The first functor historically is "old canonical quantization", and it is given by taking the quotient of the weight 1 primary subspace by the radical of the bilinear form. Here, "primary subspace" is the set of vectors annihilated by L_{n} for all strictly positive n, and "weight 1" means L_{0} acts by identity. A second, naturally isomorphic functor, is given by degree 1 BRST cohomology. Older treatments of BRST cohomology often have a shift in the degree due to a change in choice of BRST charge, so one may see degree −1/2 cohomology in papers and texts from before 1995. A proof that the functors are naturally isomorphic can be found in Section 4.4 of Polchinski's String Theory text.
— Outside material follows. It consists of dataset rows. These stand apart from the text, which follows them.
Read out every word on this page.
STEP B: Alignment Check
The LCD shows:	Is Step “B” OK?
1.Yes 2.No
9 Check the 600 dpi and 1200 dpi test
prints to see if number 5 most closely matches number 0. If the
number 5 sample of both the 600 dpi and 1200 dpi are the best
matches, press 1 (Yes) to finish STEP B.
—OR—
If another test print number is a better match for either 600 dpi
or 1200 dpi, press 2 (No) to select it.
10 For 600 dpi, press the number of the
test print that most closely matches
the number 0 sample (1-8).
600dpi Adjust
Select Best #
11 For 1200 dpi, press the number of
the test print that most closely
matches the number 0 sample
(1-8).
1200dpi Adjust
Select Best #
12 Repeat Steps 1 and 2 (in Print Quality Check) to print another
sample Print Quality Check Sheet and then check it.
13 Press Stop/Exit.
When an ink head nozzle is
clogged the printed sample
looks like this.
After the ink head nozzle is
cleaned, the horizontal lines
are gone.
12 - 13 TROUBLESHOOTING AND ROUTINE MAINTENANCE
The Goddard–Thorn theorem amounts to the assertion that this quantization functor more or less cancels the addition of two free bosons, as conjectured by Lovelace in 1971. Lovelace's precise claim was that at critical dimension 26, Virasoro-type Ward identities cancel two full sets of oscillators. Mathematically, this is the following claim:

Let V be a unitarizable Virasoro representation of central charge 24 with Virasoro-invariant bilinear form, and let π be the irreducible module of the R^{1,1} Heisenberg Lie algebra attached to a nonzero vector λ in R^{1,1}. Then the image of V ⊗ π under quantization is canonically isomorphic to the subspace of V on which L_{0} acts by 1-(λ,λ).
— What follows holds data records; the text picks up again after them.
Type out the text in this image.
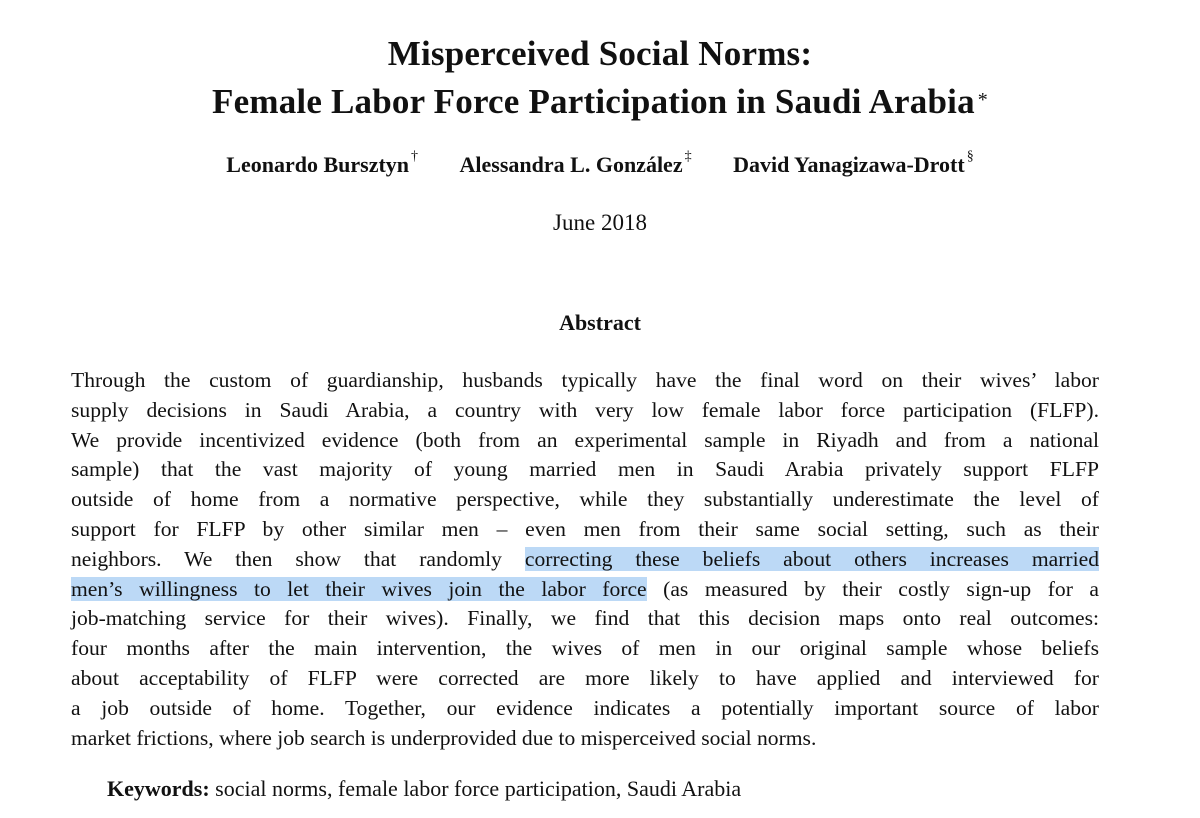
Misperceived Social Norms:
Female Labor Force Participation in Saudi Arabia *
Leonardo Bursztyn † Alessandra L. González ‡ David Yanagizawa-Drott §
June 2018
Abstract
Through the custom of guardianship, husbands typically have the final word on their wives’ labor
supply decisions in Saudi Arabia, a country with very low female labor force participation (FLFP).
We provide incentivized evidence (both from an experimental sample in Riyadh and from a national
sample) that the vast majority of young married men in Saudi Arabia privately support FLFP
outside of home from a normative perspective, while they substantially underestimate the level of
support for FLFP by other similar men – even men from their same social setting, such as their
neighbors. We then show that randomly correcting these beliefs about others increases married
men’s willingness to let their wives join the labor force (as measured by their costly sign-up for a
job-matching service for their wives). Finally, we find that this decision maps onto real outcomes:
four months after the main intervention, the wives of men in our original sample whose beliefs
about acceptability of FLFP were corrected are more likely to have applied and interviewed for
a job outside of home. Together, our evidence indicates a potentially important source of labor
market frictions, where job search is underprovided due to misperceived social norms.
Keywords: social norms, female labor force participation, Saudi Arabia
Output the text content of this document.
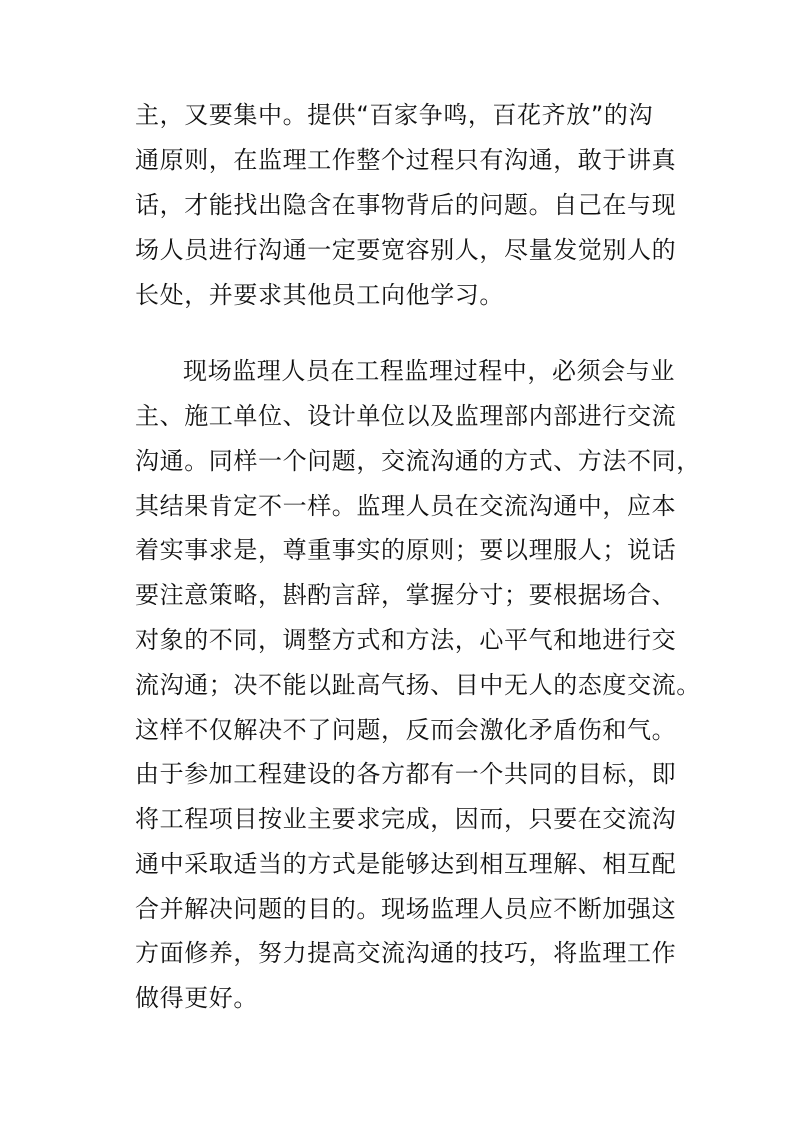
主，又要集中。提供“百家争鸣，百花齐放”的沟
通原则，在监理工作整个过程只有沟通，敢于讲真
话，才能找出隐含在事物背后的问题。自己在与现
场人员进行沟通一定要宽容别人，尽量发觉别人的
长处，并要求其他员工向他学习。
现场监理人员在工程监理过程中，必须会与业
主、施工单位、设计单位以及监理部内部进行交流
沟通。同样一个问题，交流沟通的方式、方法不同，
其结果肯定不一样。监理人员在交流沟通中，应本
着实事求是，尊重事实的原则；要以理服人；说话
要注意策略，斟酌言辞，掌握分寸；要根据场合、
对象的不同，调整方式和方法，心平气和地进行交
流沟通；决不能以趾高气扬、目中无人的态度交流。
这样不仅解决不了问题，反而会激化矛盾伤和气。
由于参加工程建设的各方都有一个共同的目标，即
将工程项目按业主要求完成，因而，只要在交流沟
通中采取适当的方式是能够达到相互理解、相互配
合并解决问题的目的。现场监理人员应不断加强这
方面修养，努力提高交流沟通的技巧，将监理工作
做得更好。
The no-ghost property follows immediately, since the positive-definite Hermitian structure of V is transferred to the image under quantization.

==Applications==
The bosonic string quantization functors described here can be applied to any conformal vertex algebra of central charge 26, and the output naturally has a Lie algebra structure. The Goddard–Thorn theorem can then be applied to concretely describe the Lie algebra in terms of the input vertex algebra.

Perhaps the most spectacular case of this application is Richard Borcherds's proof of the monstrous moonshine conjecture, where the unitarizable Virasoro representation is the monster vertex algebra (also called "moonshine module") constructed by Frenkel, Lepowsky, and Meurman. By taking a tensor product with the vertex algebra attached to a rank-2 hyperbolic lattice, and applying quantization, one obtains the monster Lie algebra, which is a generalized Kac–Moody algebra graded by the lattice. By using the Goddard–Thorn theorem, Borcherds showed that the homogeneous pieces of the Lie algebra are naturally isomorphic to graded pieces of the moonshine module, as representations of the monster simple group.

Earlier applications include Frenkel's determination of upper bounds on the root multiplicities of the Kac–Moody Lie algebra whose Dynkin diagram is the Leech lattice, and Borcherds's construction of a generalized Kac–Moody Lie algebra that contains Frenkel's Lie algebra and saturates Frenkel's 1/∆ bound.